My lover being a punk backpacker, wears her DrMartins and an oversized hoodie. And is obviously very far from the traditional images of a secretary, schoolgirl or geisha. So my friend suggests that maybe she should borrow one of the outfits from the wall. To be more comfortable on the tatami floor. So she picks a flowery silk kimono and starts to undress in the middle of the bar. It’s a kinky rope bar, and we are all sex-positive kinksters, after all. But no, she is quickly directed towards the toilet to have some privacy.

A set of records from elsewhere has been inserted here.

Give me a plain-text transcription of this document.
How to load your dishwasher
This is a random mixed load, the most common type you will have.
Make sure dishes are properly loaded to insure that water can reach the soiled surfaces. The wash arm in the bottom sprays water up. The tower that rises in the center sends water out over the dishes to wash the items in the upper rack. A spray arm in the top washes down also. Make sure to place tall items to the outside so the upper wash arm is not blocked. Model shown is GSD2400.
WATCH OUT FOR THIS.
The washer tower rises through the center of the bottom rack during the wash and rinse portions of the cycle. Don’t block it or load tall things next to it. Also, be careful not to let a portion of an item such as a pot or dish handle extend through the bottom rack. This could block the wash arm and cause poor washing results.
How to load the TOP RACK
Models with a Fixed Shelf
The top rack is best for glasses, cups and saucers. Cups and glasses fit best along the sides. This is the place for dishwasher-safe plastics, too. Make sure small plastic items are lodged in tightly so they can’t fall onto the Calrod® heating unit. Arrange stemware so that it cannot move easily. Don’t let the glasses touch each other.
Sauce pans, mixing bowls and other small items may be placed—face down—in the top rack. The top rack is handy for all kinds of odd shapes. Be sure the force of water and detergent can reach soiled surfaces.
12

Nuit de Tokyo helps her probably arrange the kimono to cover her neck, wrists, ankles and collar bones as it’s the most obvious thing in the world. And this is where my thievery starts. As the most senior person in the room, he shows that being correctly dressed is the way to be. He could be directly out of a business meeting with his nice suit and casually loosened tie. However, no one suggests that he undress to be comfortable on the floor. In comparison, except for her panties under the smooth silk fabric, she is naked—only a thin barrier protecting her vulnerability.

We have a drink and some snacks while we casually talk. My lover is getting more and more silent, retreating into her experience, and I’m sure that she can feel the coldness from the metal barstool. Another ten minutes pass. “Now you can tie her”, he says to me. And we move over to the tatamis. As we get more intimate, she can feel the heat from my body radiating compared to the room that suddenly feels so much colder. The silky fabric moves on her body as my rope wraps around her. Randomly or by faith revealing a tiny inch of her skin. “Look what beautiful skin she has”, he comments. The bartender and I examine, and she blushes.

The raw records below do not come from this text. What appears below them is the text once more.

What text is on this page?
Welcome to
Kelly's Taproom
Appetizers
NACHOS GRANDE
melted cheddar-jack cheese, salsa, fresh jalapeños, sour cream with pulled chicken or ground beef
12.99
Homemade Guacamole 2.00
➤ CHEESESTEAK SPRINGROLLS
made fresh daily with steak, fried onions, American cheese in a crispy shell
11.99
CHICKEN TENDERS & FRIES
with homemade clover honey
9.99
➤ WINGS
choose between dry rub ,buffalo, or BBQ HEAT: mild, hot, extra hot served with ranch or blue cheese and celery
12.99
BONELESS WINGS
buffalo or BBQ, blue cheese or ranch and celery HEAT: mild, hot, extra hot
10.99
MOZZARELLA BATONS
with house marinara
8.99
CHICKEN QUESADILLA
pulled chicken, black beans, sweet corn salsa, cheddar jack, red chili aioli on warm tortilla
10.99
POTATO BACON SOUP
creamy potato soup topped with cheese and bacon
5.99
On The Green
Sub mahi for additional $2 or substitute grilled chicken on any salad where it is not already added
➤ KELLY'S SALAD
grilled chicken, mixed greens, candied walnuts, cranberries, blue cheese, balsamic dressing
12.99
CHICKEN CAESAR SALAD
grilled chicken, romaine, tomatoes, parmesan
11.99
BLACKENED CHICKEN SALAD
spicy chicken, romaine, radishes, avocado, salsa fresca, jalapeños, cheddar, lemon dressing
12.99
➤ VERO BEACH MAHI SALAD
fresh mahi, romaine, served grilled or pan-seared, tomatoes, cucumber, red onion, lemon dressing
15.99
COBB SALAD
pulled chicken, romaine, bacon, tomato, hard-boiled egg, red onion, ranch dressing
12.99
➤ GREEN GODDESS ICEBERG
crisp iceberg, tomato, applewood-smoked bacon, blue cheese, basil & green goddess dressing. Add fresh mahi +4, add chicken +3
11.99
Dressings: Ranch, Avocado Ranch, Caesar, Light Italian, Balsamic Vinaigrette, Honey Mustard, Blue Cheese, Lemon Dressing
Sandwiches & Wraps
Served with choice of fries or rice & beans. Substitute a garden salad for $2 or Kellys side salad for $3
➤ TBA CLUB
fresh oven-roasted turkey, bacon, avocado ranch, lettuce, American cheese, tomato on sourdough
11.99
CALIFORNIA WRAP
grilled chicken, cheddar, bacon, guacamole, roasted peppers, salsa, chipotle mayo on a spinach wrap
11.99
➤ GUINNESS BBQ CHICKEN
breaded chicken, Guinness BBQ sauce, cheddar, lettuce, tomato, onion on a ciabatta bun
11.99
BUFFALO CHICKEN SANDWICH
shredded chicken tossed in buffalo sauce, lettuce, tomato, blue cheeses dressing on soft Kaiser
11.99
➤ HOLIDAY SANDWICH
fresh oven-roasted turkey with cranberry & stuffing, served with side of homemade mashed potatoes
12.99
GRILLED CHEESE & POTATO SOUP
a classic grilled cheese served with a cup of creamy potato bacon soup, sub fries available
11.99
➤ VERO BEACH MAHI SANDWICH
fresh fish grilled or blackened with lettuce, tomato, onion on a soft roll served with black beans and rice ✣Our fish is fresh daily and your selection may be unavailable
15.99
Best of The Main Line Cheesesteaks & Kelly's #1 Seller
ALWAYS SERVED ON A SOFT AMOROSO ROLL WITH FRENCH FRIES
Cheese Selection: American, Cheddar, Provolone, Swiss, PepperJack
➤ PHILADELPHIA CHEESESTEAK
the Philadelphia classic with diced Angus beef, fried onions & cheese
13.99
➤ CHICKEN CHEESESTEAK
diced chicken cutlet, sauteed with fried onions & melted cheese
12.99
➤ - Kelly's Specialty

The whole situation is created. By asking her to wear the kimono. By telling her to dress in the bathroom. By everyone else being so dressed differently. And she loves it. She feels safe and vulnerable at the same time. And she has everyone’s attention on her. The situation would be completely different if she started naked. Tying rope is like telling a story, and so is undressing your partner. It is the transformation from covered to exposed that is the point. And that makes a tiny inch of bare skin so much more erotic.

A concept commonly discussed in the feminist philosophy that I read is “the male gaze”, like in Roslyn Wallach Bologh book about Max Weber and Klaus Theweleit book about Male Fantasies. The idea of using one’s position of power to turn others into objects of pleasure and denying them the opportunity to compete in the patriarchal society. There is an excellent meme (that I can’t find any more) about “what if kinkster would sexualize their workplace as vanilla people do”. And this is what I muse about over and over again, that consciously and consensually using these social dynamics makes us more resilient against them in everyday life.

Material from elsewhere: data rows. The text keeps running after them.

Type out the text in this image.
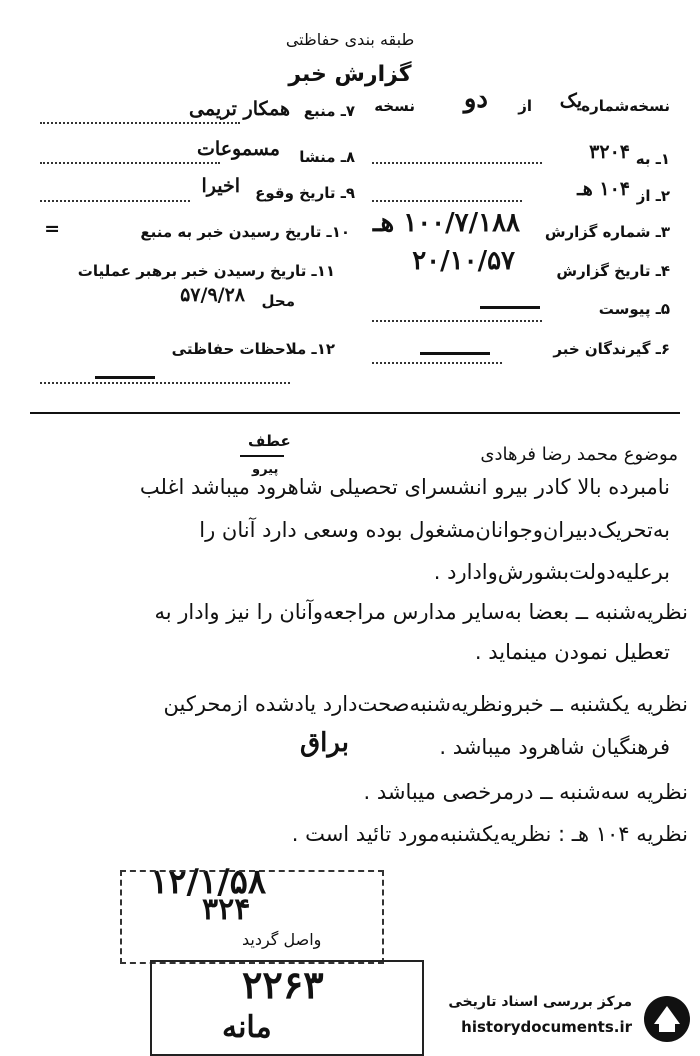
طبقه بندی حفاظتی
گزارش خبر
نسخه‌شماره
یک
از
دو
نسخه
۷ـ منبع
همکار تریمی
۱ـ به
۳۲۰۴
۸ـ منشا
مسموعات
۲ـ از
۱۰۴ هـ
۹ـ تاریخ وقوع
اخیرا
۳ـ شماره گزارش
۱۰۰/۷/۱۸۸ هـ
۱۰ـ تاریخ رسیدن خبر به منبع
=
۴ـ تاریخ گزارش
۲۰/۱۰/۵۷
۱۱ـ تاریخ رسیدن خبر برهبر عملیات
۵ـ پیوست
محل
۵۷/۹/۲۸
۶ـ گیرندگان خبر
۱۲ـ ملاحظات حفاظتی
عطف
پیرو
موضوع محمد رضا فرهادی
نامبرده بالا کادر بیرو انشسرای تحصیلی شاهرود میباشد اغلب
به‌تحریک‌دبیران‌وجوانان‌مشغول بوده وسعی دارد آنان را
برعلیه‌دولت‌بشورش‌وادارد .
نظریه‌شنبه ــ بعضا به‌سایر مدارس مراجعه‌وآنان را نیز وادار به
تعطیل نمودن مینماید .
نظریه یکشنبه ــ خبرونظریه‌شنبه‌صحت‌دارد یادشده ازمحرکین
فرهنگیان شاهرود میباشد .
براق
نظریه سه‌شنبه ــ درمرخصی میباشد .
نظریه ۱۰۴ هـ : نظریه‌یکشنبه‌مورد تائید است .
۱۲/۱/۵۸
۳۲۴
واصل گردید
۲۲۶۳
مانه
مرکز بررسی اسناد تاریخی
historydocuments.ir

Of course, this way of tying rope includes a lot of play with sexuality, power and vulnerability. And I think this is something niche that some people (including me) find fascinating. It’s something that I almost always do in my personal sessions and something I like to offer people who pay me for private sessions consciously. What people wear says a lot about their intention for rope bondage if they show up in their most cosy onesie, body tight yoga clothes, sexy lingerie, or vintage Japanese kimono. And similarly what I decide to wear as the person tying.

Part of establishing the power dynamic is controlling what is in focus. It can be done crudely by using pain or pleasure to direct attention. Or simply by moving the gaze and the most gentle touch of the fingertips. Sometimes even touching is unnecessary, but the presence, moisture and heat radiating from a hand hovering just above skin contact are enough. The smaller the area but more intense is the experience, in my experience. Like the sensitive skin of the neck, wrists and collar bone that Nuit de Tokyo was careful covering that night in Tokyo, only to later expose them again with complete focus.